Dans un communiqué paru jeudi avant la délibération, trois syndicats étudiants (Cunsulta di a Ghjuventù Corsa, Ghjuventù Indipendentista et Ghjuventù Paolina), ainsi que deux groupes de l’Assemblea di a Giuventù (Ghjuventù Naziunalista et Ghjuventù Paolina) ont fait état de leur désaccord quant aux critères sur lesquels s’est appuyé le jury pour le renouvellement du quatrième collège. "Bien que nous soyons contre un renouvellement automatique, nous avons demandé un renouvellement sur la base du mérite, affirment-ils à l’unisson. Or, un certain nombre de jeunes conseillers sortants ont souhaité candidater pour cette nouvelle mandature sans être retenus. Le jury n’a souhaité retenir que la présentation de motions et questions orales pour juger du travail réalisé par les jeunes conseillers sortants, se privant ainsi de membres pourtant impliqués et motivés."

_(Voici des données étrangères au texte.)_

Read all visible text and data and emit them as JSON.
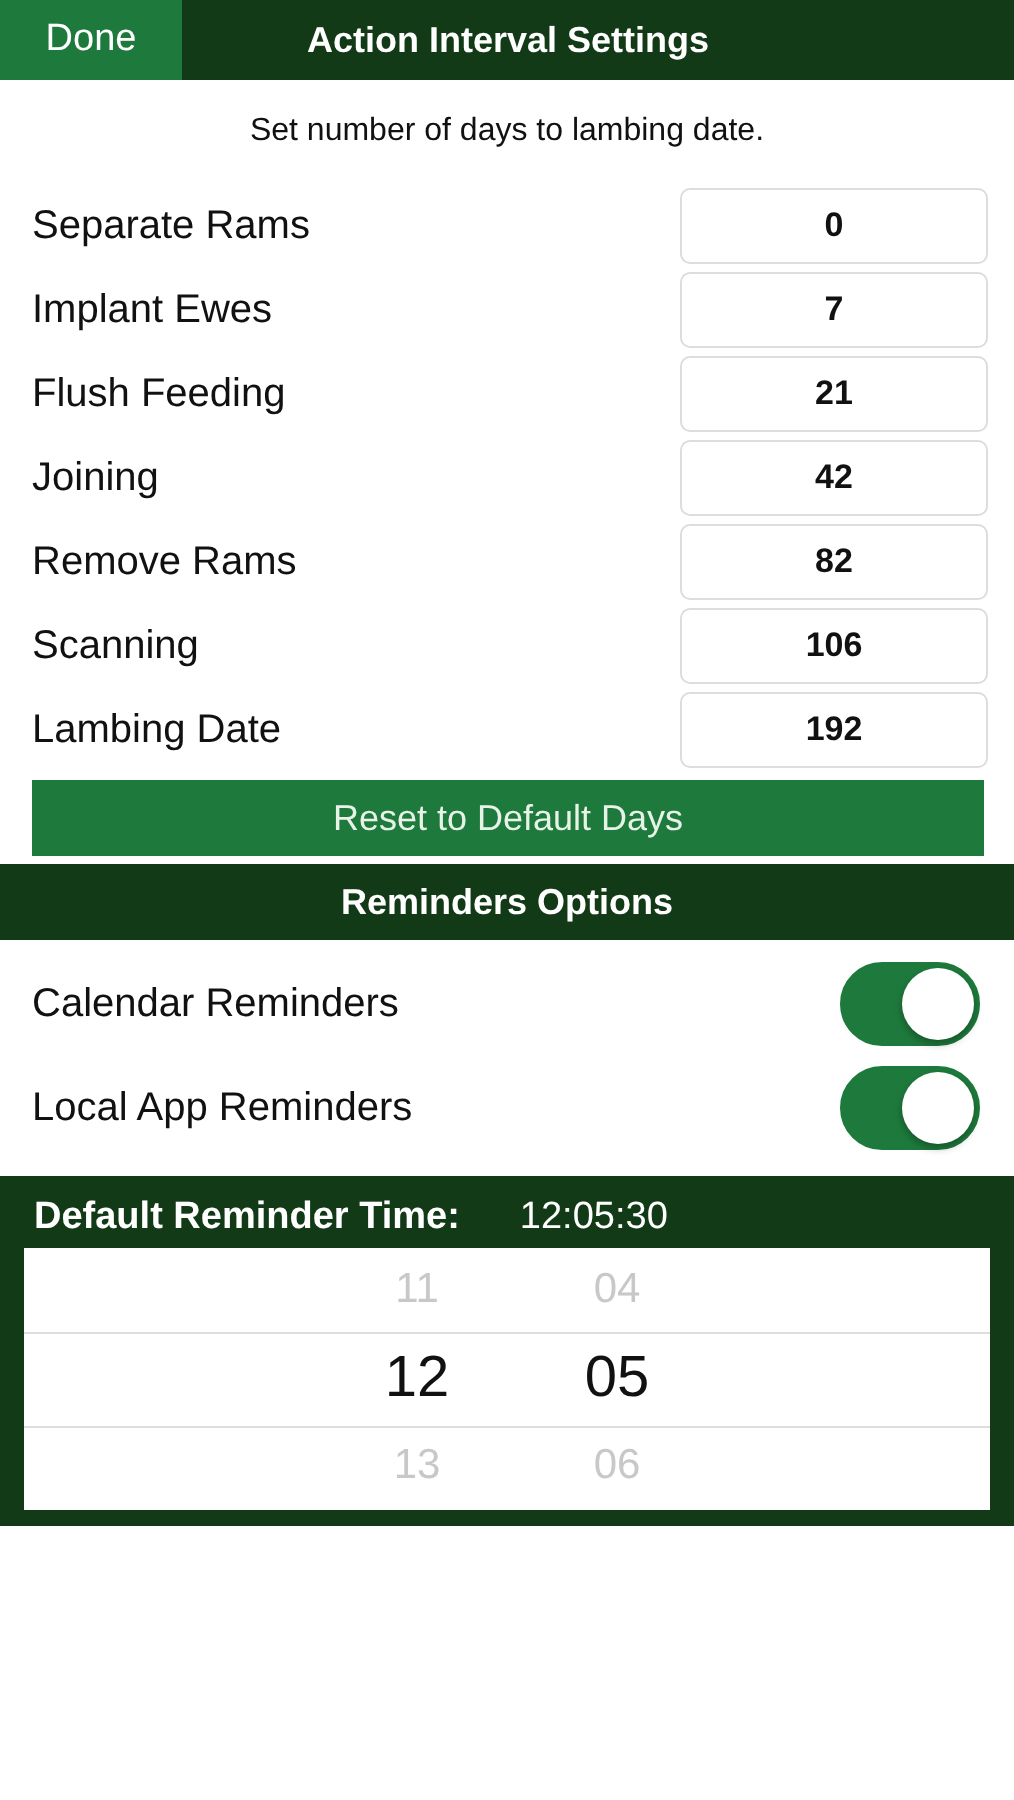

Jointe par téléphone ce lundi en fin de journée, Marie-Antoinette Maupertuis a expliqué les choix du jury : "Il y avait 18 candidats de ce quatrième collège qui souhaitaient rester car ils n'avaient fait qu'un mandat, expose la présidente de l’Assemblée de Corse, également en charge de celle des jeunes. Cependant, nous ne pouvions pas tous les renouveler car, sinon, nous n’aurions pas pu ouvrir à de nouvelles candidatures, ce qui aurait été aussi injuste pour les nouveaux entrants. Nous avons donc renouvelé une dizaine de sortants sur la base du travail réalisé et sur la base de critères que nous avons posés avec le jury. Comme pour le choix des jeunes, le jury, souverain, a également fixé les critères à l’unanimité. Si certains ne la faisaient pas, ils n'étaient pas retenus."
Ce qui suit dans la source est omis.